I'm working with small exercises about Hilbert spaces and I found this problem, which reminds me about the course Linear Algebra that I took for some years ago. The exercise that I have trouble with,
Exercise: Let $H=L^2([0,1],\mu)$ be a Hilbert space, here $\mu$ denotes the Lebesgue measure. We are given three vectors (functions defined on the interval [0,1]), $f_0=1$, $f_1=x$ and $f_2=x^2$.
- Let $V$ be a subspace of $H$ spanned by $f_0$ and $f_1$. Find an orthonormal basis of $V$.
- Let $P_V:H\rightarrow V$ be the orthogonal projection from $H$ onto $V$. Find $P_V(f_2)$.
- Find the distance between $f_2$ and $V$.
Of course I know how to find basis from the core course in Linear Algebra, but I've never seen this type of exercise on this level and therefore I hope I can get some hints and ideas.
Hints: I am also new to Hilbert Space Theory, but I have some ideas as how to proceed. I give you just hints as per your request.

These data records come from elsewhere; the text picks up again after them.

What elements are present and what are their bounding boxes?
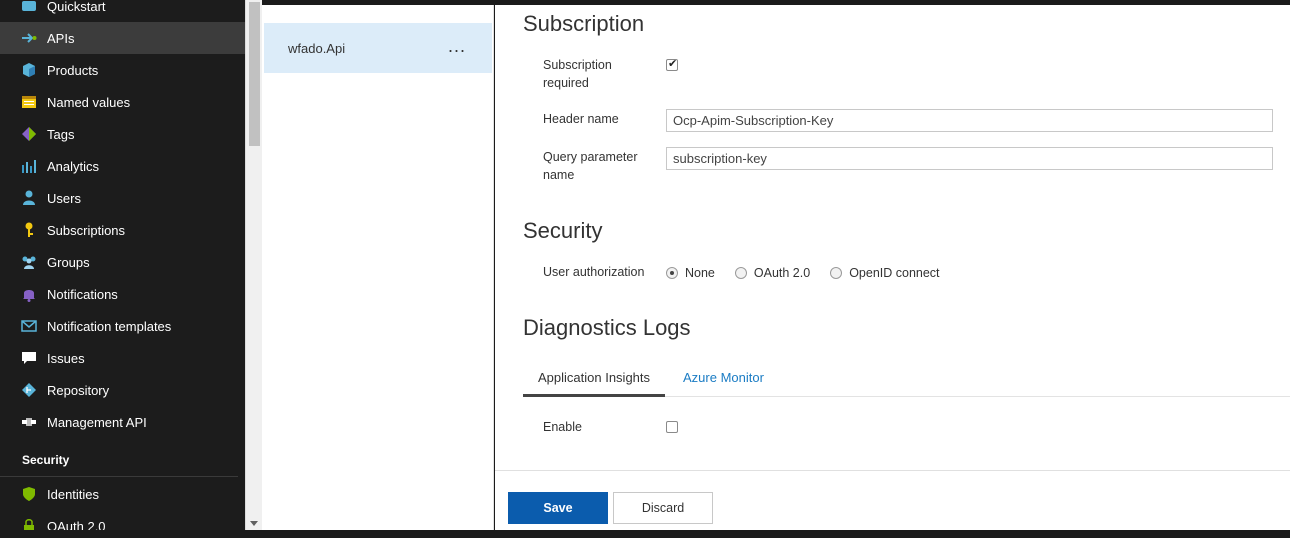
radio-label: OAuth 2.0 xyxy=(753,266,811,280)
nav-label: Repository xyxy=(47,382,110,398)
nav-item-notification-templates[interactable]: Notification templates xyxy=(0,310,245,342)
nav-item-notifications[interactable]: Notifications xyxy=(0,278,245,310)
diagnostics-tabs: Application Insights Azure Monitor xyxy=(523,365,1290,397)
nav-item-tags[interactable]: Tags xyxy=(0,118,245,150)
radio-option-openid[interactable]: OpenID connect xyxy=(830,266,940,280)
user-authorization-label: User authorization xyxy=(543,265,645,279)
subscription-required-label-line1: Subscription xyxy=(543,58,612,72)
nav-item-users[interactable]: Users xyxy=(0,182,245,214)
radio-label: None xyxy=(685,266,715,280)
nav-item-management-api[interactable]: Management API xyxy=(0,406,245,438)
subscription-required-checkbox[interactable] xyxy=(666,57,678,71)
tab-azure-monitor[interactable]: Azure Monitor xyxy=(668,365,779,397)
nav-item-subscriptions[interactable]: Subscriptions xyxy=(0,214,245,246)
nav-item-identities[interactable]: Identities xyxy=(0,478,245,510)
nav-label: Management API xyxy=(47,414,147,430)
nav-item-analytics[interactable]: Analytics xyxy=(0,150,245,182)
query-parameter-input[interactable]: subscription-key xyxy=(666,147,1273,170)
connector-icon xyxy=(20,413,38,431)
api-list-item-selected[interactable]: wfado.Api ... xyxy=(264,23,492,73)
tab-application-insights[interactable]: Application Insights xyxy=(523,365,666,397)
mail-icon xyxy=(20,317,38,335)
nav-item-products[interactable]: Products xyxy=(0,54,245,86)
user-authorization-radio-group: None OAuth 2.0 OpenID connect xyxy=(666,266,960,280)
cloud-icon xyxy=(20,0,38,15)
enable-label: Enable xyxy=(543,420,582,434)
nav-item-issues[interactable]: Issues xyxy=(0,342,245,374)
group-icon xyxy=(20,253,38,271)
shield-icon xyxy=(20,485,38,503)
bar-chart-icon xyxy=(20,157,38,175)
nav-item-groups[interactable]: Groups xyxy=(0,246,245,278)
query-parameter-label-line1: Query parameter xyxy=(543,150,638,164)
api-name: wfado.Api xyxy=(288,40,346,56)
subscription-required-label: Subscription required xyxy=(543,56,612,92)
enable-checkbox[interactable] xyxy=(666,421,678,433)
nav-label: Named values xyxy=(47,94,131,110)
bell-icon xyxy=(20,285,38,303)
nav-label: Issues xyxy=(47,350,85,366)
nav-item-repository[interactable]: Repository xyxy=(0,374,245,406)
header-name-label: Header name xyxy=(543,112,619,126)
api-list-pane: wfado.Api ... xyxy=(262,5,494,530)
lock-icon xyxy=(20,517,38,530)
query-parameter-label-line2: name xyxy=(543,168,575,182)
nav-label: OAuth 2.0 xyxy=(47,518,106,531)
nav-item-quickstart[interactable]: Quickstart xyxy=(0,0,245,22)
nav-divider xyxy=(0,476,238,477)
radio-button[interactable] xyxy=(734,267,747,279)
settings-pane: Subscription Subscription required Heade… xyxy=(495,5,1290,530)
nav-section-security: Security xyxy=(22,453,70,467)
subscription-heading: Subscription xyxy=(523,11,645,36)
security-heading: Security xyxy=(523,218,603,243)
nav-label: Notification templates xyxy=(47,318,172,334)
nav-label: Quickstart xyxy=(47,0,106,14)
nav-label: Subscriptions xyxy=(47,222,126,238)
repository-icon xyxy=(20,381,38,399)
nav-label: APIs xyxy=(47,30,75,46)
left-navigation: Quickstart APIs Products Named values Ta… xyxy=(0,0,245,530)
radio-option-oauth[interactable]: OAuth 2.0 xyxy=(734,266,811,280)
scroll-down-arrow-icon[interactable] xyxy=(250,521,258,526)
radio-option-none[interactable]: None xyxy=(666,266,715,280)
scrollbar-thumb[interactable] xyxy=(249,2,260,146)
bottom-border xyxy=(0,530,1290,538)
sidebar-scrollbar[interactable] xyxy=(245,0,262,530)
nav-label: Tags xyxy=(47,126,75,142)
header-name-input[interactable]: Ocp-Apim-Subscription-Key xyxy=(666,109,1273,132)
footer-divider xyxy=(495,470,1290,471)
tag-icon xyxy=(20,125,38,143)
nav-label: Identities xyxy=(47,486,100,502)
radio-button[interactable] xyxy=(830,267,843,279)
query-parameter-label: Query parameter name xyxy=(543,148,637,184)
user-icon xyxy=(20,189,38,207)
radio-label: OpenID connect xyxy=(849,266,940,280)
save-button[interactable]: Save xyxy=(508,492,608,524)
table-icon xyxy=(20,93,38,111)
nav-item-named-values[interactable]: Named values xyxy=(0,86,245,118)
more-options-icon[interactable]: ... xyxy=(448,36,466,57)
nav-item-oauth[interactable]: OAuth 2.0 xyxy=(0,510,245,530)
subscription-required-label-line2: required xyxy=(543,76,589,90)
nav-item-apis[interactable]: APIs xyxy=(0,22,245,54)
nav-label: Groups xyxy=(47,254,90,270)
nav-label: Notifications xyxy=(47,286,118,302)
radio-button[interactable] xyxy=(666,267,678,279)
cube-icon xyxy=(20,61,38,79)
nav-label: Products xyxy=(47,62,99,78)
nav-label: Analytics xyxy=(47,158,100,174)
discard-button[interactable]: Discard xyxy=(613,492,713,524)
comment-icon xyxy=(20,349,38,367)
nav-label: Users xyxy=(47,190,81,206)
diagnostics-heading: Diagnostics Logs xyxy=(523,315,691,340)
key-icon xyxy=(20,221,38,239)
api-arrow-icon xyxy=(20,29,38,47)
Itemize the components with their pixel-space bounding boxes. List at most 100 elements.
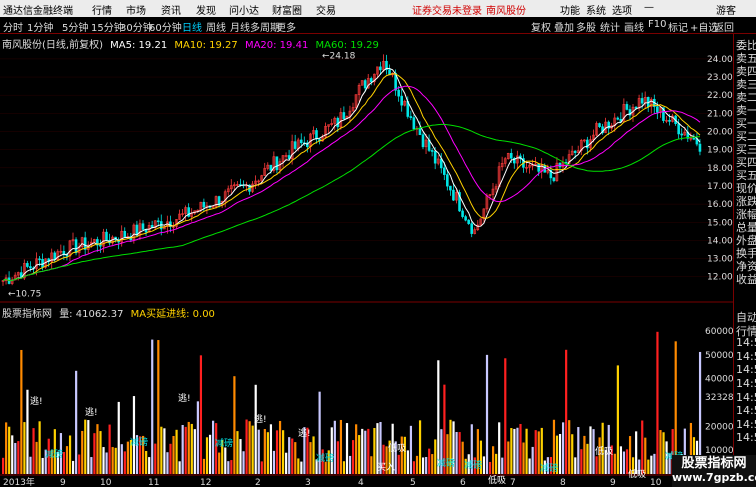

Apply Gram Schmidt to find the orthonormal basis.
We need to compute
$$P_V(f_2)=\text{arg}\min\limits_{v\in V}||v-x^2||$$
As every $v \in V$ is a linear combination of basis vectors $p_1,p_2$ found in the previous exercise, we can write $v= \lambda p_1+(1-\lambda)p_2$. Thus
$$||v-x^2||=||\lambda p_1+(1-\lambda)p_2-x^2||$$
This norm could be computed and taking derivative with respect to $\lambda$ and setting to $0$,we get the necessary $\lambda$ and hence the required projection vector can be computed.
Partial attempts. I hope this helps.